É grande a lista de artistas representados na exposição, com raríssimas e propositais lacunas, como no caso dos poetas paulistas ligados ao concretismo. “Procuramos evitar um caráter literário, privilegiando a presença da palavra poética no campo artístico”, explica Moacir. Deixando de lado essas exceções, os grandes mestres da arte que se apropriam da palavra estão lá. Autores como Arthur Bispo do Rosário, Mira Schendel, Cildo Meireles, Paulo Bruscky, Antonio Manuel, Leonilson, Élida Tessler, Vânia Mignone, Marilá Dardot, Ivan Grilo, Jaime Lauriano, dentre outros, comparecem, muitas vezes com mais de um trabalho.
Há um esforço permanente, em termos de montagem, de desfazer categorias, de demonstrar que a expressão artística deriva muitas vezes de um olhar atento ao mundo da rua e das coisas, sejam estandartes de maracatu, panos de prato, rótulos de cachaça ou assinaturas de pixo. Um exemplo claro desse hibridismo é o trabalho Você me dá sua palavra?, de Elida Tessler, que promove uma costura por toda a exposição. Por todo o espaço ziguezagueam, sustentados por cordas de secar roupa, milhares de pregadores suspensos. Sobre eles, uma série de pessoas convidadas pela artista escreveu uma palavra que lhe fosse especial. Em apresentação feita por ocasião do dia internacional da língua portuguesa, Tom Zé revelou a sua: “Desobediência”.
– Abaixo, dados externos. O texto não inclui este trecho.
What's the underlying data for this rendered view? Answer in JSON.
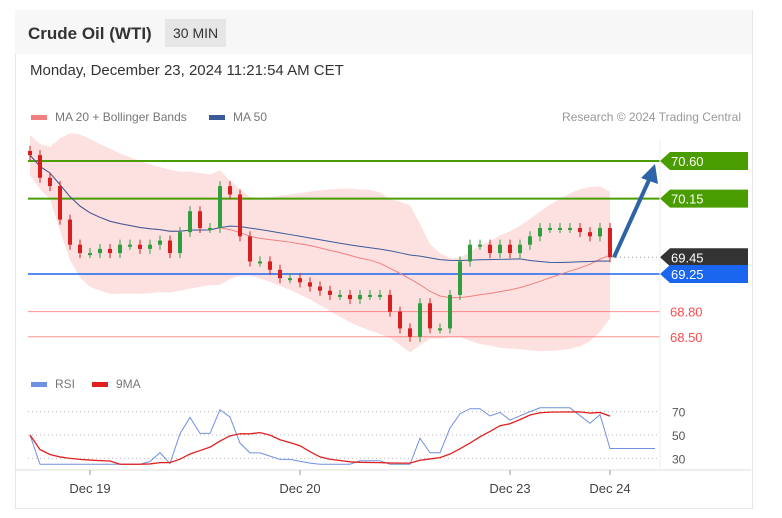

Originalmente, a mostra Língua Solta foi pensada como mais um núcleo das atividades permanentes do museu. Mas as dificuldades decorrentes da pandemia, a ausência de condições técnicas na instituição – que não possui nenhum acervo de obras de arte, portanto não conta com equipamentos como reserva técnica, equipe de conservação etc. – e a presença ampla de obras cedidas em empréstimo por coleções particulares e públicas fez com que a seleção passasse a ser exibida em caráter temporário. Em contrapartida, ganhou um espaço três vezes superior ao previsto anteriormente. É a única atividade do MLP que já pode ser vista pelo público e fica acessível a grupos específicos e mediante agendamento, até o final do mês de junho, para reabrir, junto com todo o museu, a partir do final de julho.